[Image: Saint Augustine, c. 1450/60, Master with the Banderoles, courtesy of National Gallery of Art, Rosenwald Collection. In the public domain.]
This will be a short one; it’s a full day here, for reasons you can read more about in just a second.
Today I’m bringing you a couple of pieces I’ve written elsewhere: a newer one, about the classical roots of St. Augustine’s way of talking about his own tumultuous, on-fire heart, and an older one, about the risks and gifts of writing within a tradition and my contemplative realist approach to my first novel.
Tomorrow evening at 7:15 CT, I’m giving a reading to kick off the Summer Literary Series at the University of St. Thomas in Houston. If you’re in the area, I do hope you’ll join us!
For the near future, you can be looking forward to more close readings of some of the writers contemplative realism learns from—for example Flaubert, Marquez, Henry James, Toni Morrison, Virginia Woolf, Willa Cather, Ron Hansen, Richard Bausch, George Saunders, Caroline Gordon, Sigrid Undset, Flannery O’Connor, and Alice Thomas Ellis, among others. That series should take us through the rest of summer and into the fall.

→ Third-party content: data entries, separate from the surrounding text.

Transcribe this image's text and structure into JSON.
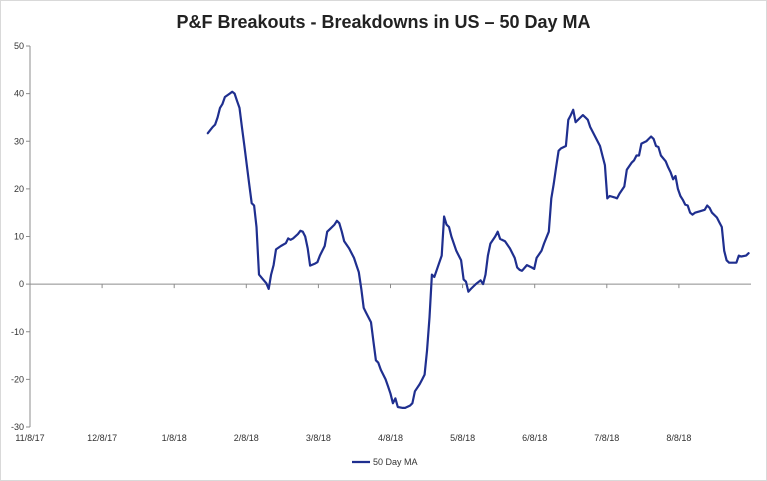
{
  "chart_data": {
    "type": "line",
    "title": "P&F Breakouts - Breakdowns in US – 50 Day MA",
    "xlabel": "",
    "ylabel": "",
    "ylim": [
      -30,
      50
    ],
    "yticks": [
      50,
      40,
      30,
      20,
      10,
      0,
      -10,
      -20,
      -30
    ],
    "xlim": [
      "2017-11-08",
      "2018-08-31"
    ],
    "xticks": [
      "11/8/17",
      "12/8/17",
      "1/8/18",
      "2/8/18",
      "3/8/18",
      "4/8/18",
      "5/8/18",
      "6/8/18",
      "7/8/18",
      "8/8/18"
    ],
    "grid": false,
    "legend": "bottom",
    "series": [
      {
        "name": "50 Day MA",
        "color": "#1f2f8f",
        "points": [
          [
            "2018-01-20",
            31.7
          ],
          [
            "2018-01-22",
            33.0
          ],
          [
            "2018-01-23",
            33.5
          ],
          [
            "2018-01-24",
            35.0
          ],
          [
            "2018-01-25",
            37.0
          ],
          [
            "2018-01-26",
            37.8
          ],
          [
            "2018-01-27",
            39.3
          ],
          [
            "2018-01-29",
            40.0
          ],
          [
            "2018-01-30",
            40.4
          ],
          [
            "2018-01-31",
            40.0
          ],
          [
            "2018-02-01",
            38.5
          ],
          [
            "2018-02-02",
            37.0
          ],
          [
            "2018-02-03",
            33.0
          ],
          [
            "2018-02-04",
            29.0
          ],
          [
            "2018-02-05",
            25.0
          ],
          [
            "2018-02-06",
            21.0
          ],
          [
            "2018-02-07",
            17.0
          ],
          [
            "2018-02-08",
            16.5
          ],
          [
            "2018-02-09",
            12.0
          ],
          [
            "2018-02-10",
            2.0
          ],
          [
            "2018-02-12",
            0.8
          ],
          [
            "2018-02-13",
            0.2
          ],
          [
            "2018-02-14",
            -1.0
          ],
          [
            "2018-02-15",
            2.0
          ],
          [
            "2018-02-16",
            4.0
          ],
          [
            "2018-02-17",
            7.3
          ],
          [
            "2018-02-19",
            8.0
          ],
          [
            "2018-02-21",
            8.6
          ],
          [
            "2018-02-22",
            9.6
          ],
          [
            "2018-02-23",
            9.3
          ],
          [
            "2018-02-24",
            9.6
          ],
          [
            "2018-02-26",
            10.5
          ],
          [
            "2018-02-27",
            11.2
          ],
          [
            "2018-02-28",
            11.0
          ],
          [
            "2018-03-01",
            10.0
          ],
          [
            "2018-03-02",
            7.5
          ],
          [
            "2018-03-03",
            3.9
          ],
          [
            "2018-03-05",
            4.3
          ],
          [
            "2018-03-06",
            4.6
          ],
          [
            "2018-03-07",
            6.0
          ],
          [
            "2018-03-09",
            8.0
          ],
          [
            "2018-03-10",
            11.0
          ],
          [
            "2018-03-11",
            11.5
          ],
          [
            "2018-03-13",
            12.5
          ],
          [
            "2018-03-14",
            13.3
          ],
          [
            "2018-03-15",
            12.8
          ],
          [
            "2018-03-16",
            11.0
          ],
          [
            "2018-03-17",
            9.0
          ],
          [
            "2018-03-19",
            7.5
          ],
          [
            "2018-03-21",
            5.5
          ],
          [
            "2018-03-22",
            4.0
          ],
          [
            "2018-03-23",
            2.5
          ],
          [
            "2018-03-24",
            -1.0
          ],
          [
            "2018-03-25",
            -5.0
          ],
          [
            "2018-03-26",
            -6.0
          ],
          [
            "2018-03-28",
            -8.0
          ],
          [
            "2018-03-29",
            -12.0
          ],
          [
            "2018-03-30",
            -16.0
          ],
          [
            "2018-03-31",
            -16.5
          ],
          [
            "2018-04-01",
            -18.0
          ],
          [
            "2018-04-03",
            -20.0
          ],
          [
            "2018-04-04",
            -21.5
          ],
          [
            "2018-04-05",
            -23.0
          ],
          [
            "2018-04-06",
            -25.0
          ],
          [
            "2018-04-07",
            -24.0
          ],
          [
            "2018-04-08",
            -25.8
          ],
          [
            "2018-04-10",
            -26.0
          ],
          [
            "2018-04-11",
            -26.0
          ],
          [
            "2018-04-13",
            -25.5
          ],
          [
            "2018-04-14",
            -25.0
          ],
          [
            "2018-04-15",
            -22.5
          ],
          [
            "2018-04-17",
            -21.0
          ],
          [
            "2018-04-18",
            -20.0
          ],
          [
            "2018-04-19",
            -19.0
          ],
          [
            "2018-04-20",
            -14.0
          ],
          [
            "2018-04-21",
            -7.0
          ],
          [
            "2018-04-22",
            2.0
          ],
          [
            "2018-04-23",
            1.5
          ],
          [
            "2018-04-24",
            3.0
          ],
          [
            "2018-04-26",
            6.0
          ],
          [
            "2018-04-27",
            14.2
          ],
          [
            "2018-04-28",
            12.5
          ],
          [
            "2018-04-29",
            12.0
          ],
          [
            "2018-04-30",
            10.0
          ],
          [
            "2018-05-02",
            7.0
          ],
          [
            "2018-05-04",
            5.0
          ],
          [
            "2018-05-05",
            1.0
          ],
          [
            "2018-05-06",
            0.5
          ],
          [
            "2018-05-07",
            -1.6
          ],
          [
            "2018-05-08",
            -1.0
          ],
          [
            "2018-05-10",
            0.0
          ],
          [
            "2018-05-12",
            0.8
          ],
          [
            "2018-05-13",
            0.0
          ],
          [
            "2018-05-14",
            2.0
          ],
          [
            "2018-05-15",
            6.0
          ],
          [
            "2018-05-16",
            8.5
          ],
          [
            "2018-05-18",
            10.0
          ],
          [
            "2018-05-19",
            11.0
          ],
          [
            "2018-05-20",
            9.5
          ],
          [
            "2018-05-22",
            9.0
          ],
          [
            "2018-05-24",
            7.5
          ],
          [
            "2018-05-26",
            5.5
          ],
          [
            "2018-05-27",
            3.5
          ],
          [
            "2018-05-28",
            3.0
          ],
          [
            "2018-05-29",
            2.8
          ],
          [
            "2018-05-31",
            4.0
          ],
          [
            "2018-06-02",
            3.5
          ],
          [
            "2018-06-03",
            3.2
          ],
          [
            "2018-06-04",
            5.5
          ],
          [
            "2018-06-06",
            7.0
          ],
          [
            "2018-06-07",
            8.5
          ],
          [
            "2018-06-09",
            11.0
          ],
          [
            "2018-06-10",
            18.0
          ],
          [
            "2018-06-11",
            21.0
          ],
          [
            "2018-06-12",
            24.5
          ],
          [
            "2018-06-13",
            28.0
          ],
          [
            "2018-06-14",
            28.5
          ],
          [
            "2018-06-16",
            29.0
          ],
          [
            "2018-06-17",
            34.5
          ],
          [
            "2018-06-18",
            35.5
          ],
          [
            "2018-06-19",
            36.6
          ],
          [
            "2018-06-20",
            34.0
          ],
          [
            "2018-06-22",
            35.0
          ],
          [
            "2018-06-23",
            35.5
          ],
          [
            "2018-06-24",
            35.0
          ],
          [
            "2018-06-25",
            34.5
          ],
          [
            "2018-06-26",
            33.0
          ],
          [
            "2018-06-28",
            31.0
          ],
          [
            "2018-06-30",
            29.0
          ],
          [
            "2018-07-01",
            27.0
          ],
          [
            "2018-07-02",
            25.0
          ],
          [
            "2018-07-03",
            18.0
          ],
          [
            "2018-07-04",
            18.5
          ],
          [
            "2018-07-06",
            18.2
          ],
          [
            "2018-07-07",
            18.0
          ],
          [
            "2018-07-08",
            19.0
          ],
          [
            "2018-07-10",
            20.5
          ],
          [
            "2018-07-11",
            24.0
          ],
          [
            "2018-07-13",
            25.5
          ],
          [
            "2018-07-14",
            26.0
          ],
          [
            "2018-07-15",
            27.0
          ],
          [
            "2018-07-16",
            27.0
          ],
          [
            "2018-07-17",
            29.5
          ],
          [
            "2018-07-19",
            30.0
          ],
          [
            "2018-07-20",
            30.5
          ],
          [
            "2018-07-21",
            31.0
          ],
          [
            "2018-07-22",
            30.5
          ],
          [
            "2018-07-23",
            29.0
          ],
          [
            "2018-07-24",
            28.8
          ],
          [
            "2018-07-25",
            27.0
          ],
          [
            "2018-07-27",
            25.8
          ],
          [
            "2018-07-28",
            24.5
          ],
          [
            "2018-07-29",
            23.5
          ],
          [
            "2018-07-30",
            22.0
          ],
          [
            "2018-07-31",
            22.7
          ],
          [
            "2018-08-01",
            20.0
          ],
          [
            "2018-08-02",
            18.5
          ],
          [
            "2018-08-03",
            17.7
          ],
          [
            "2018-08-04",
            16.7
          ],
          [
            "2018-08-05",
            16.5
          ],
          [
            "2018-08-06",
            15.0
          ],
          [
            "2018-08-07",
            14.6
          ],
          [
            "2018-08-08",
            15.0
          ],
          [
            "2018-08-10",
            15.3
          ],
          [
            "2018-08-12",
            15.6
          ],
          [
            "2018-08-13",
            16.5
          ],
          [
            "2018-08-14",
            16.0
          ],
          [
            "2018-08-15",
            15.0
          ],
          [
            "2018-08-17",
            14.0
          ],
          [
            "2018-08-18",
            13.0
          ],
          [
            "2018-08-19",
            12.0
          ],
          [
            "2018-08-20",
            7.0
          ],
          [
            "2018-08-21",
            5.0
          ],
          [
            "2018-08-22",
            4.5
          ],
          [
            "2018-08-24",
            4.5
          ],
          [
            "2018-08-25",
            4.5
          ],
          [
            "2018-08-26",
            6.0
          ],
          [
            "2018-08-27",
            5.8
          ],
          [
            "2018-08-29",
            6.0
          ],
          [
            "2018-08-30",
            6.5
          ]
        ]
      }
    ]
  }
}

How are you staying cool (or how are you on fire) these hot days? I always love to hear from you in the comments.
Sorry I am going to miss you at UST! I had originally thought I could visit a friend for a week and attend the nighttime events (including your reading), however, family matters and other duties have made it necessary that I be in Boston as much as possible. I was able to spend a week in Blowing Rock, NC at a literary retreat discussing The Brothers Karamazov. It was somewhat cold and rainy. Damping for outside fellowship opportunities but definitely creating an appropriate somber and reflective ambiance for the novel. I have done a lot of reading thus far, but I will likely just share all that in my next Substack post because I don't want to go on and on in your comm box! Love seeing your posts when they come up. Wishing you a prolific literary summer!